New Jersey art adviser Eddie Mishon said his American clients feel "safe" buying art this season. On Wednesday, he bid on several works at Sotheby's before winning a $624,398 untitled oil-on-paper by Willem de Kooning: "I was working it," Mr. Mishon joked of his willingness to compete.

Throughout these sales, collectors gravitated to artists with global fan bases and easy-to-recognize styles like Richter, the German painter best known for creating wildly colorful abstracts by scraping an oversize squeegee across his canvases. Ten Richters came up for sale during the houses' evening sales this week, and nine sold for a combined $45.2 million. Dealers said the artist is enjoying a profile boost this season, thanks to a retrospective on view in London and Berlin.

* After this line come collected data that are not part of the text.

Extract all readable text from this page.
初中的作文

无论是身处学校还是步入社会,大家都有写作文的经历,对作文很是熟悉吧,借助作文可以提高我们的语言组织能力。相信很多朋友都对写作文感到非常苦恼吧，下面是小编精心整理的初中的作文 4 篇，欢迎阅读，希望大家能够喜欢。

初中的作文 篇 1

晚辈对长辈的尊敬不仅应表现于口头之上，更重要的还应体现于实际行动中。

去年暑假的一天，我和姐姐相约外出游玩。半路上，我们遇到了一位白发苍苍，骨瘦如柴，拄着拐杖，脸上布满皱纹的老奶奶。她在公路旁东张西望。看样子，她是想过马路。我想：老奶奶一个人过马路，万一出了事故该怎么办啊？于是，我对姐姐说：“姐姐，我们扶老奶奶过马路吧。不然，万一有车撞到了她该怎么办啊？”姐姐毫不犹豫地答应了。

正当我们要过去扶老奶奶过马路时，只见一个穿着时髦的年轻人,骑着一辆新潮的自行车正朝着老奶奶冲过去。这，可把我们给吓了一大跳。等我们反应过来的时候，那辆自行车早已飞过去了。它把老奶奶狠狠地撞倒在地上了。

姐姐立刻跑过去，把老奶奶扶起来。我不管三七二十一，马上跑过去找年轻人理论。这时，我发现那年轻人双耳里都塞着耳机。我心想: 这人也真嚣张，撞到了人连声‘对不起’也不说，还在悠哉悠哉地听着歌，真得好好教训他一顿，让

Collectors and dealers also flocked to Lucio Fontana, the Italian artist who gained international fame in the 1950s by slashing his monochrome canvases with a knife. Right now, his red versions seem to outsell those slashed in paler colors. Christie's got $3.2 million for Fontana's red "Spatial Concept, Expectations" from 1967. Andy Warhol collector Jose Mugrabi also paid $943,963 for a gray 1962 version by Fontana with the same title.

Elsewhere during the contemporary sales, Asian bidders appeared to be branching out. Not only did they pay $2.8 million and $1.6 million for a pair of paintings by Chinese abstract painter Zao Wou-ki, but an Asian telephone bidder also won Berlinde de Bruyckere's $510,643 sculpture of a life-size, stuffed horse crouching on a table, "K 36 (The Black Horse)," a new price record for the artist at auction. Asians also won a $577,250 Damien Hirst Spot painting and a $416,443 photo of Madrid's Prado Museum by Thomas Struth.

Europeans, for their part, fought hard for a new favorite: Christopher Wool, the Chicago-born post-Conceptual artist whose paintings of stenciled words have long been more coveted in the U.S. At Christie's Tuesday, an untitled painting, with black letters spelling out the word "fool," sold to a European for $7.7 million, a new auction record for the artist.